There are many criticisms that you can levy at the NodeJS/Javascript ecosystem but one thing that they tend to get correct is ‘developer friendliness’, e.g tools that lend themselves to being easy to use out of the box with little or no configuration. This means that tools are expected to auto-reload, produce coloured output and be fairly simple to invoke right off the bat. Obviously this isn’t a universal rule - things like webpack configuration is an art unto itself, but in general I think it holds true, and I think perhaps the Python ecosystem could take a few lessons from NodeJS (especially around packaging, but that’s getting better thanks to pipenv and pipsi). That being said, since switching to gatsby I’ve found a few bugs with the development experience.

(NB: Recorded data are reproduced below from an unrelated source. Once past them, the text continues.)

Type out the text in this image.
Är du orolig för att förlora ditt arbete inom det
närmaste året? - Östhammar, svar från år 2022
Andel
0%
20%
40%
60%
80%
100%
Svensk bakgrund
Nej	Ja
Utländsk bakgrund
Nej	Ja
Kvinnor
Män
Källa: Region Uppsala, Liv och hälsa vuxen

This may seem like something pretty insignificant to anyone who has worked with Django for any extended period of time but for an absolute beginner it can be quite helpful. I’ve onboarded a couple of junior developers who had very little experience with Django and one thing that tripped them up initially was the name of the commands they should run, and how if they made a typo in the command name the output is indistinguishable from the command not existing at all.

The implementation for this was very simple, and you can see the code here. Specifically it leverages a great standard library function difflib.get_close_matches, which simply takes a search string (the command a user is trying to execute) and an iterable of things to match from. So when a user invokes a command that isn’t known we feed a list of all possible commands (built in and third party!) into this method, along with the users input, and it returns the closest match.

I think this method is a hidden gem in the standard library, and can be invoked like this:

from difflib import get_close_matches
matches = get_close_matches('run-server', ['runserver', 'migrate'])
# matches = ['runserver']

If it wasn’t for this standard library method Django would have to ship it’s own algorithm for suggesting commands. There is a somewhat simple and effective algorithm you can use, called the Levenshtein distance, but having a standard library function to take care of this for us is great as it takes the maintenance burden for that potentially hairy code away from Django.